Font (present location), Deansgrange, Co. Dublin
Co. Dublin |
Religious Objects
Inside the Church of Ireland at Deansgrange, County Dublin, sits a stone font that does not quite belong there.
Not in any troubling sense, but in the quietly significant way that an object carries its original home with it, regardless of where it ends up. The font was not made for this building. It came from somewhere else entirely, and that displacement is what makes it worth pausing over.
According to research cited by Healy in 1975, the font originated at Kill of the Grange, a site whose name points to an early ecclesiastical settlement. "Kill" derives from the Irish "cill", meaning a church or monastic cell, and Kill of the Grange was one of the small parish churches that once served the coastal hinterland south of Dublin. Stone fonts, used in Christian practice for the ritual of baptism, were often among the most durable furnishings of early and medieval churches, and they sometimes outlasted the buildings they were made for by centuries. When a church fell into ruin or disuse, its font might be moved to a working parish nearby rather than left to the elements. That appears to be what happened here. The font was relocated to Deansgrange, where it has remained, a survivor from one community of worship preserved within another. The compilation of this record by Geraldine Stout and Padraig Clancy, uploaded in May 2018, places it within a broader effort to document displaced and overlooked ecclesiastical objects across the Irish landscape.

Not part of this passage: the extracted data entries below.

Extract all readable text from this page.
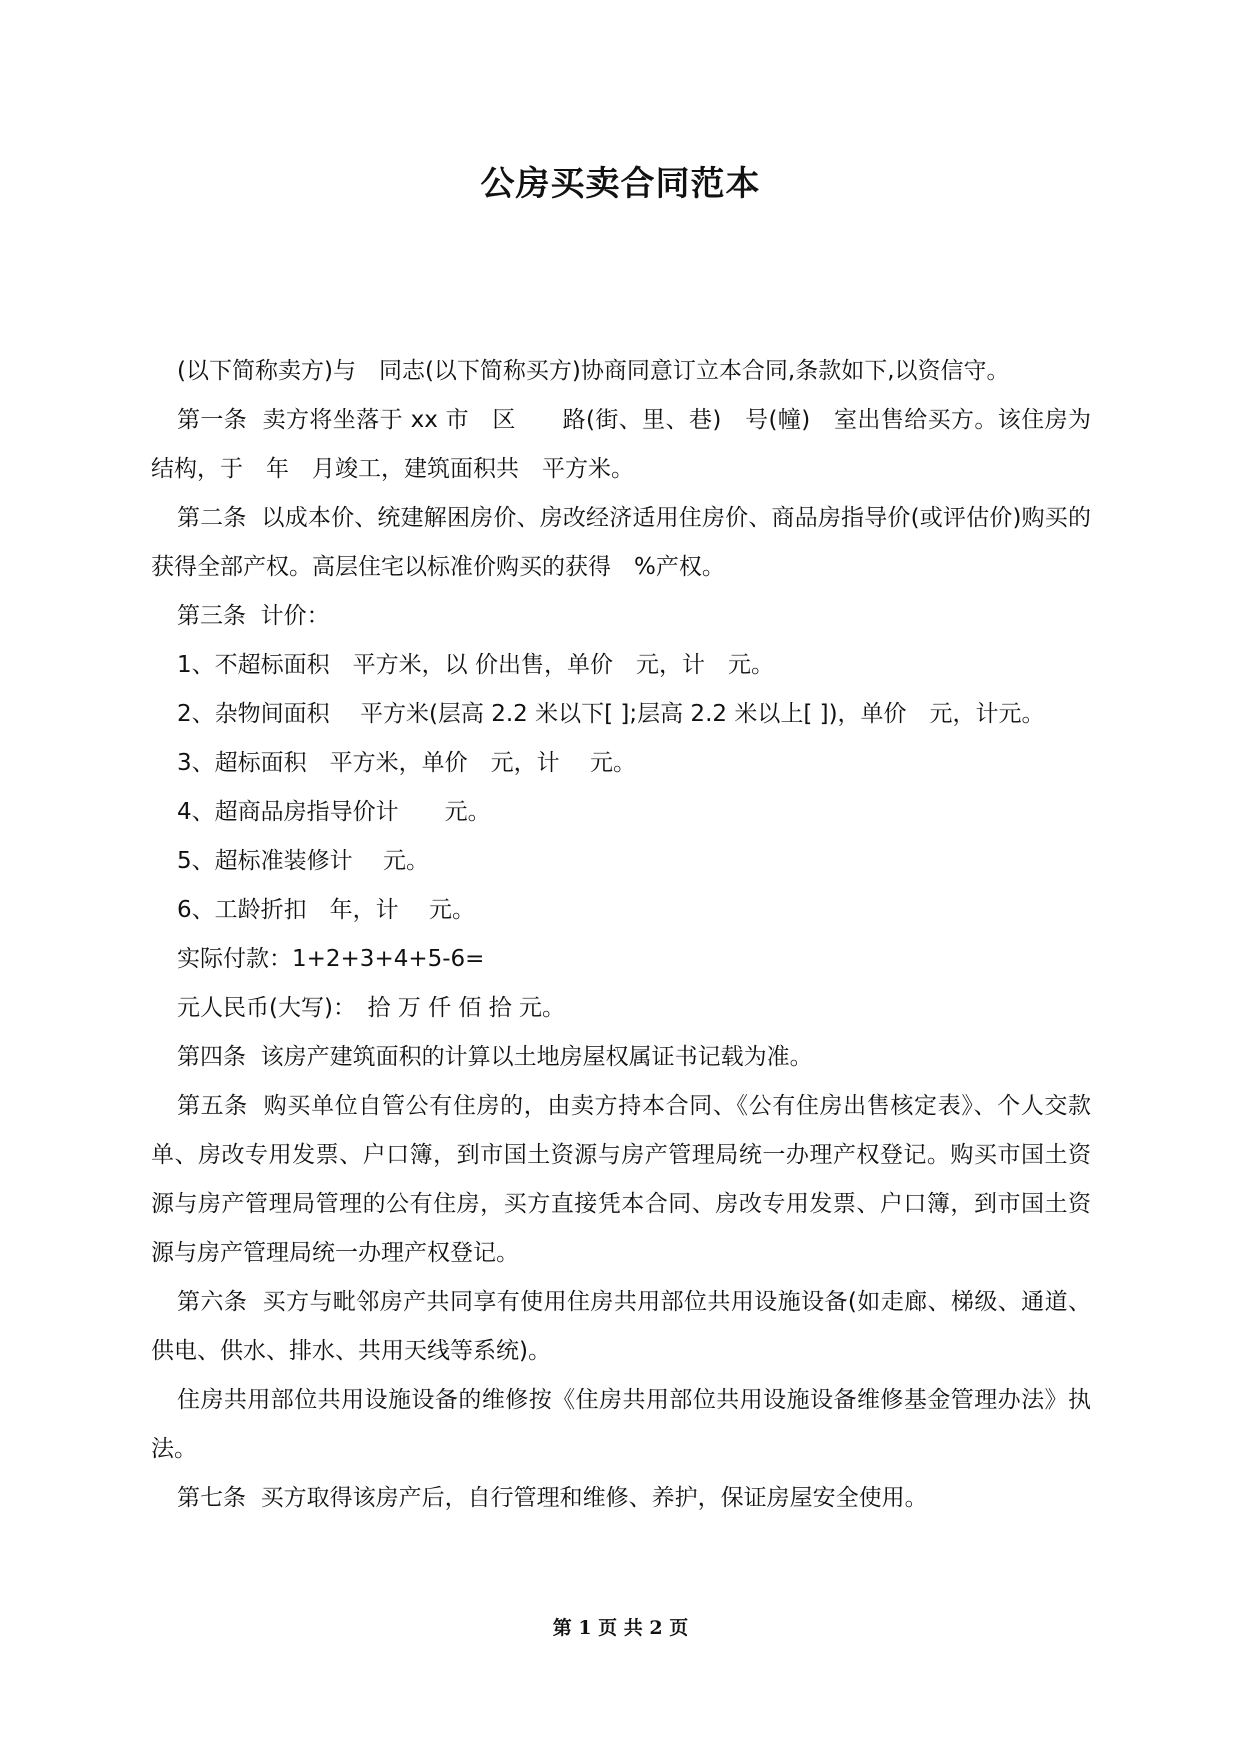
公房买卖合同范本

(以下简称卖方)与　同志(以下简称买方)协商同意订立本合同,条款如下,以资信守。

第一条  卖方将坐落于 xx 市　区　　路(街、里、巷)　号(幢)　室出售给买方。该住房为　结构，于　年　月竣工，建筑面积共　平方米。

第二条  以成本价、统建解困房价、房改经济适用住房价、商品房指导价(或评估价)购买的获得全部产权。高层住宅以标准价购买的获得　%产权。

第三条  计价：

1、不超标面积　平方米，以 价出售，单价　元，计　元。

2、杂物间面积　 平方米(层高 2.2 米以下[ ];层高 2.2 米以上[ ])，单价　元，计元。

3、超标面积　平方米，单价　元，计　 元。

4、超商品房指导价计　　元。

5、超标准装修计　 元。

6、工龄折扣　年，计　 元。

实际付款：1+2+3+4+5-6=

元人民币(大写)：　拾 万 仟 佰 拾 元。

第四条  该房产建筑面积的计算以土地房屋权属证书记载为准。

第五条  购买单位自管公有住房的，由卖方持本合同、《公有住房出售核定表》、个人交款单、房改专用发票、户口簿，到市国土资源与房产管理局统一办理产权登记。购买市国土资源与房产管理局管理的公有住房，买方直接凭本合同、房改专用发票、户口簿，到市国土资源与房产管理局统一办理产权登记。

第六条  买方与毗邻房产共同享有使用住房共用部位共用设施设备(如走廊、梯级、通道、供电、供水、排水、共用天线等系统)。

住房共用部位共用设施设备的维修按《住房共用部位共用设施设备维修基金管理办法》执法。

第七条  买方取得该房产后，自行管理和维修、养护，保证房屋安全使用。

第 1 页 共 2 页
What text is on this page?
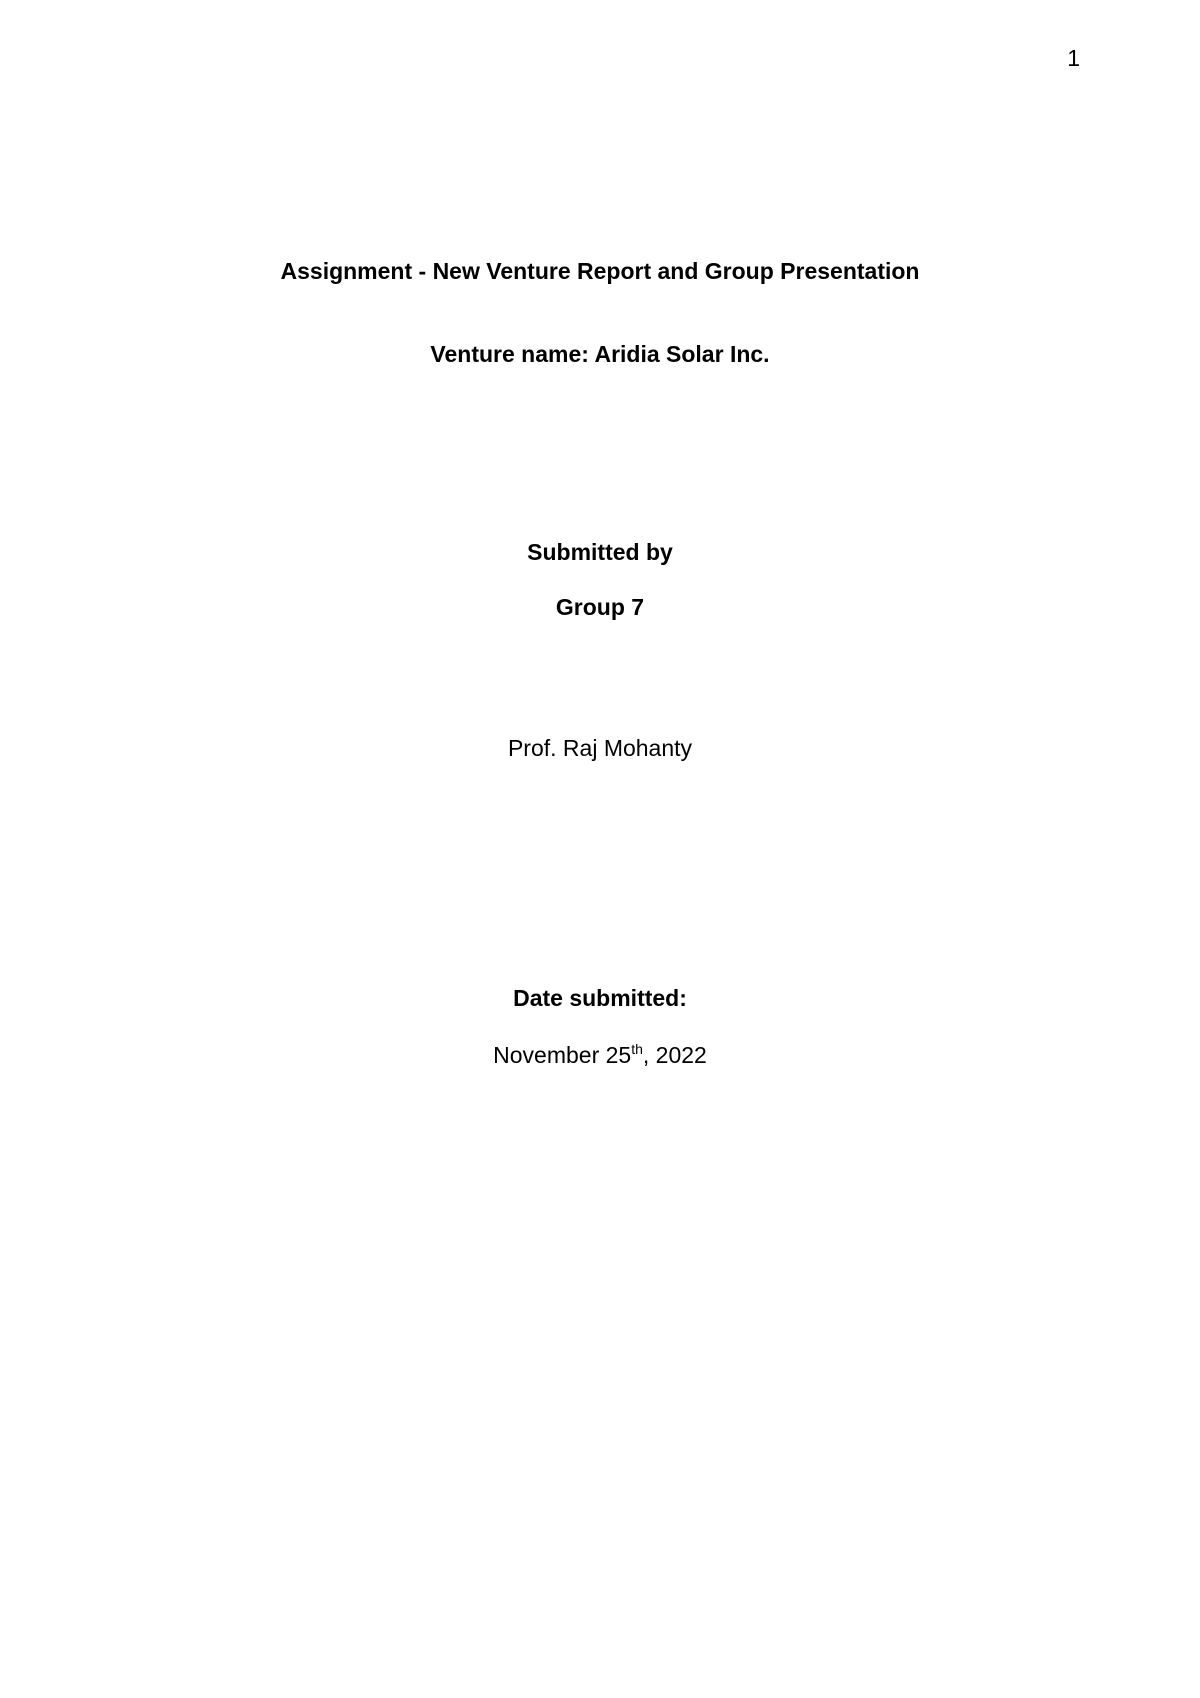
1
Assignment - New Venture Report and Group Presentation
Venture name: Aridia Solar Inc.
Submitted by
Group 7
Prof. Raj Mohanty
Date submitted:
November 25th, 2022
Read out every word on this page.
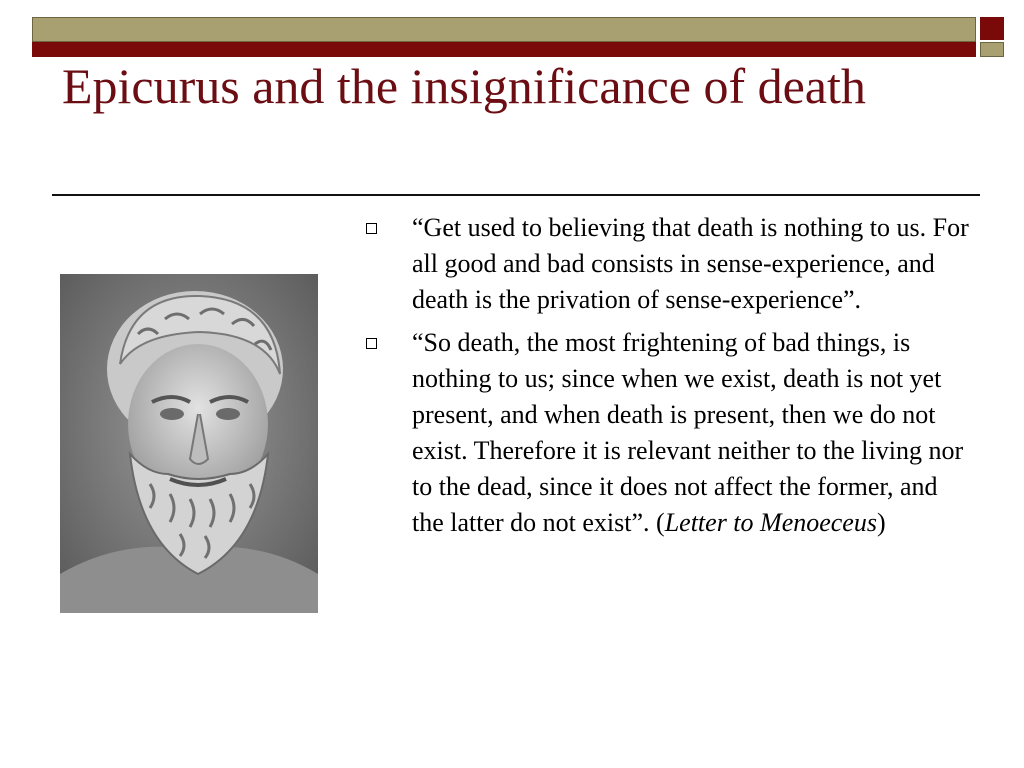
Epicurus and the insignificance of death
“Get used to believing that death is nothing to us. For all good and bad consists in sense-experience, and death is the privation of sense-experience”.
“So death, the most frightening of bad things, is nothing to us; since when we exist, death is not yet present, and when death is present, then we do not exist. Therefore it is relevant neither to the living nor to the dead, since it does not affect the former, and the latter do not exist”. (Letter to Menoeceus)
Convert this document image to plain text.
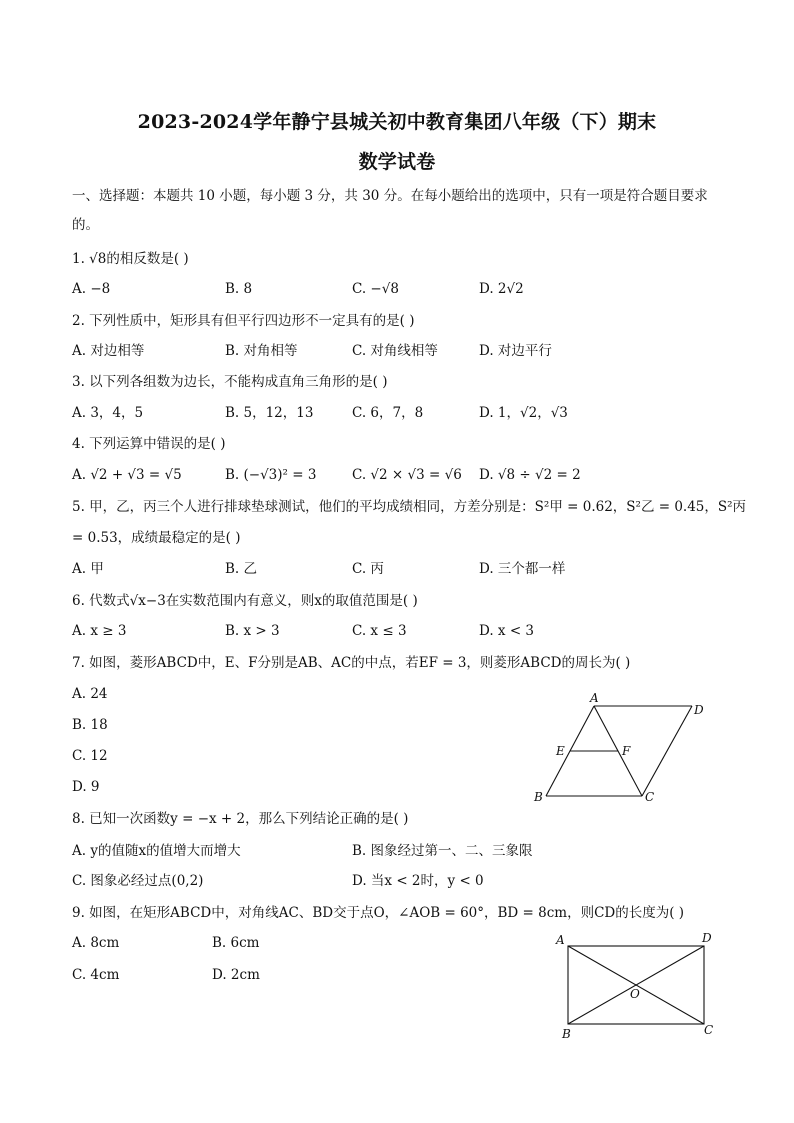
2023-2024学年静宁县城关初中教育集团八年级（下）期末
数学试卷
一、选择题：本题共 10 小题，每小题 3 分，共 30 分。在每小题给出的选项中，只有一项是符合题目要求
的。
1. √8的相反数是( )
A. −8	B. 8	C. −√8	D. 2√2
2. 下列性质中，矩形具有但平行四边形不一定具有的是( )
A. 对边相等	B. 对角相等	C. 对角线相等	D. 对边平行
3. 以下列各组数为边长，不能构成直角三角形的是( )
A. 3，4，5	B. 5，12，13	C. 6，7，8	D. 1，√2，√3
4. 下列运算中错误的是( )
A. √2 + √3 = √5	B. (−√3)² = 3	C. √2 × √3 = √6 D. √8 ÷ √2 = 2
5. 甲，乙，丙三个人进行排球垫球测试，他们的平均成绩相同，方差分别是：S²甲 = 0.62，S²乙 = 0.45，S²丙
= 0.53，成绩最稳定的是( )
A. 甲	B. 乙	C. 丙	D. 三个都一样
6. 代数式√x−3在实数范围内有意义，则x的取值范围是( )
A. x ≥ 3	B. x > 3	C. x ≤ 3	D. x < 3
7. 如图，菱形ABCD中，E、F分别是AB、AC的中点，若EF = 3，则菱形ABCD的周长为( )
A. 24
B. 18
C. 12
D. 9
A
D
E	F
B	C
8. 已知一次函数y = −x + 2，那么下列结论正确的是( )
A. y的值随x的值增大而增大	B. 图象经过第一、二、三象限
C. 图象必经过点(0,2)	D. 当x < 2时，y < 0
9. 如图，在矩形ABCD中，对角线AC、BD交于点O，∠AOB = 60°，BD = 8cm，则CD的长度为( )
A. 8cm	B. 6cm
C. 4cm	D. 2cm
A	D
O
B	C
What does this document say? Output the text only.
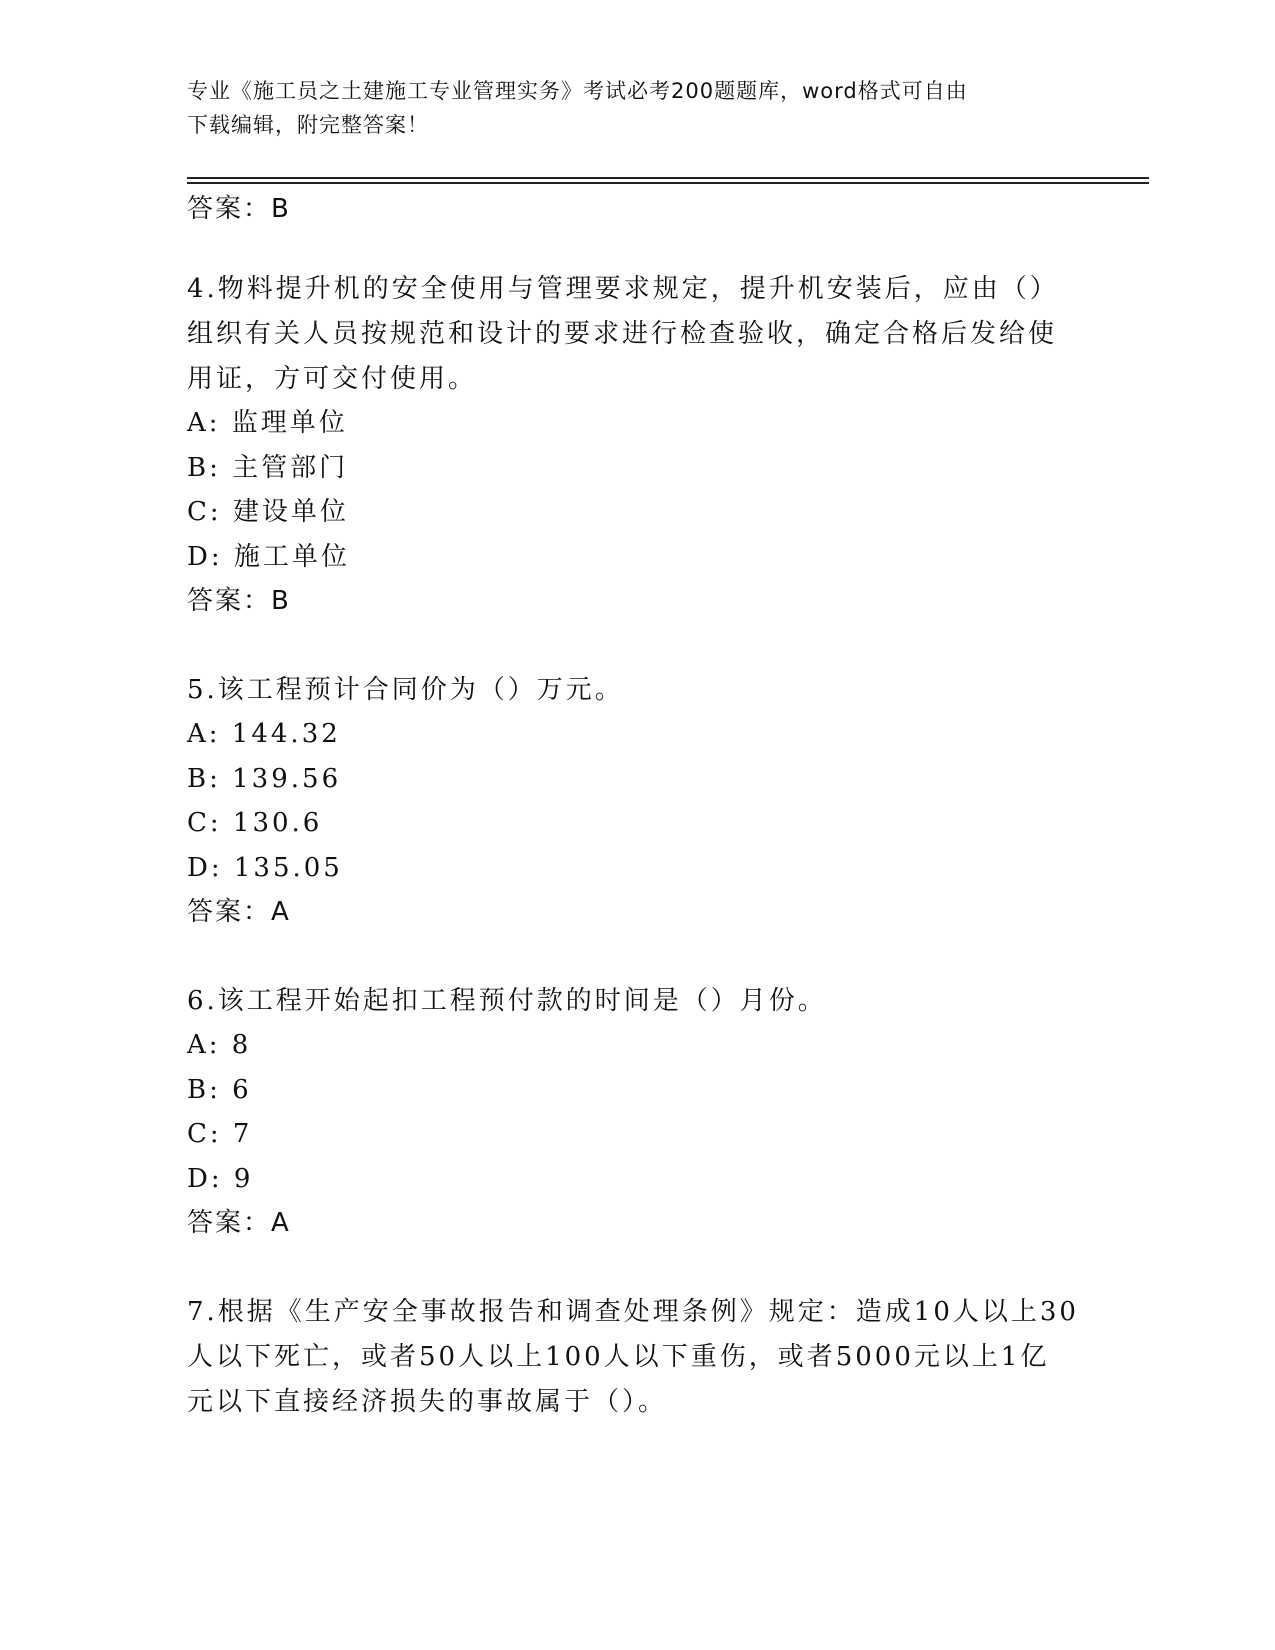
专业《施工员之土建施工专业管理实务》考试必考200题题库，word格式可自由
下载编辑，附完整答案！
答案：B
4.物料提升机的安全使用与管理要求规定，提升机安装后，应由（）
组织有关人员按规范和设计的要求进行检查验收，确定合格后发给使
用证，方可交付使用。
A: 监理单位
B: 主管部门
C: 建设单位
D: 施工单位
答案：B
5.该工程预计合同价为（）万元。
A: 144.32
B: 139.56
C: 130.6
D: 135.05
答案：A
6.该工程开始起扣工程预付款的时间是（）月份。
A: 8
B: 6
C: 7
D: 9
答案：A
7.根据《生产安全事故报告和调查处理条例》规定：造成10人以上30
人以下死亡，或者50人以上100人以下重伤，或者5000元以上1亿
元以下直接经济损失的事故属于（）。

Deansgrange Church of Ireland stands in the south Dublin suburb of Deansgrange, not far from the large Victorian cemetery of the same name. The church itself is relatively modest and not always open outside of services, so it is worth checking locally before making a specific visit. If you do get inside, the font rewards a close look; the interest lies less in spectacle than in the quiet fact of its survival and its journey from Kill of the Grange to its present resting place.